III: Code Cell: Your initial conditions will remain the same but some of the variables you defined will now need to be arrays instead of single points. You will need to distinguish between your initial position and the vector which defines the evolving position of the ball. There will be similar issues with the velocity. Will gravity need to be adjusted?
IV: Code Cell: In the next cell you will define the arrays that describe the evolving position and velocity of the ball. We will talk in class about issues of array 'length' relative to the number of iterations you are planning to do.
V: Code Cell: "Code your algorithm" for determining where the ball is one time step later. Start by using two explicit moments, 0 and 1, so you can see if the calculation makes sense (see next expectation). Check your result manually for consistency and units.
VI: Debug: As you develop the iterative algorithm you will write into your code some debugging print statements that allow you to watch what is happening as your code executes. When the cell is working as you desire then you will comment out (but leave it there so I can see it!) the debugging code.
VII: Wrap the code(step V) in 'while' loop: Now you just need to repeat the calculation in step V over and over again while changing the value of the index each time. This is where you are most likely to find that your debugging code will help sort out what is happening. One challenge in this process is deciding when to stop the calculation. How do you notice when the ball 'hits' the ground? Do you just keep calculating? How can you break out of the loop? When this code is working the result of this cell is a position and velocity array that describes where the ball is at each moment and how it is moving.

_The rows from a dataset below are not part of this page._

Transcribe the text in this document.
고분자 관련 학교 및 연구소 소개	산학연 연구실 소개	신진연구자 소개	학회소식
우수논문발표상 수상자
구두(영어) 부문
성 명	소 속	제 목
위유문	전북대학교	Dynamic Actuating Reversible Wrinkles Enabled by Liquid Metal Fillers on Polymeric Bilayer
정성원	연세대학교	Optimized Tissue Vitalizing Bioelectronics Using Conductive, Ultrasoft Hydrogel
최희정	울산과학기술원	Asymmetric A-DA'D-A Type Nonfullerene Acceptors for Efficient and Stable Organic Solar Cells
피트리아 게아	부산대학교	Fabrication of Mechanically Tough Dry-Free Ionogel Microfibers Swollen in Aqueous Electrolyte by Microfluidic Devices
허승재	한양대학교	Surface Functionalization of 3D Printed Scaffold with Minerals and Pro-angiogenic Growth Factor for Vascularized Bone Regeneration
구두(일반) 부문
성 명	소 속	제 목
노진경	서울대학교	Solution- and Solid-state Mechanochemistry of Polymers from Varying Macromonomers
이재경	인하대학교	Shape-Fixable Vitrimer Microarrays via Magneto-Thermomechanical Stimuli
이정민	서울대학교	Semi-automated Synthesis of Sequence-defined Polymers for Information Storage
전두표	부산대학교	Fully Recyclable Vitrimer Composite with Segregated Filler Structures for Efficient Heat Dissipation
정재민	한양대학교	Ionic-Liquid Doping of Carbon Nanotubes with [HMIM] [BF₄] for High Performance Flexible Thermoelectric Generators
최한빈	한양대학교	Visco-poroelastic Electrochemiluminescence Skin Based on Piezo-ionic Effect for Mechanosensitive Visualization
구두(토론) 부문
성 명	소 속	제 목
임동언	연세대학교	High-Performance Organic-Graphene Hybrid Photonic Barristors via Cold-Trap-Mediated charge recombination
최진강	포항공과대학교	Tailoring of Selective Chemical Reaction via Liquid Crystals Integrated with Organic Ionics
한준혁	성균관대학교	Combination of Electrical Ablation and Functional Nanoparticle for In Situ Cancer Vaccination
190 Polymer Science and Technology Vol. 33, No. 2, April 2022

VIII: Create Plots: Your last step is to create and save a number of plots of your numerically generated data. These will be 'simple' two variable plots unless you choose to go further. The minimum requirement is an y vrs x plot of the trajectory of the ball and a y vrs t plot. Once you've gotten this far it is not a big step to do v vrs t or v vrs x or even kinetic energy vrs t if you so choose.
IX: How to get within 3% of previous result?: You will no doubt notice that your iteratively calculated trajectory does not land at the same point that you calculated last week. Why? By taking more smaller steps in time your iterative model should converge to the same value. How many steps and how small a time increment are required to get within 3% of the 'exact' solution? Does it depend on your initial velocity and/or angle?
- Project Deliverables:
1) Submit a pdf of your notebook that shows all aspects of your iterative model for a physics rock flying through the air. Answers to the questions asked above should be embedded in the notebook in markdown cells..
2) The last cell of your notebook will be a markdown cell with a short paragraph reflecting on your experiences with this first iterative model. What still confuses you? What part of the coding seems most obscure? What do you feel good about?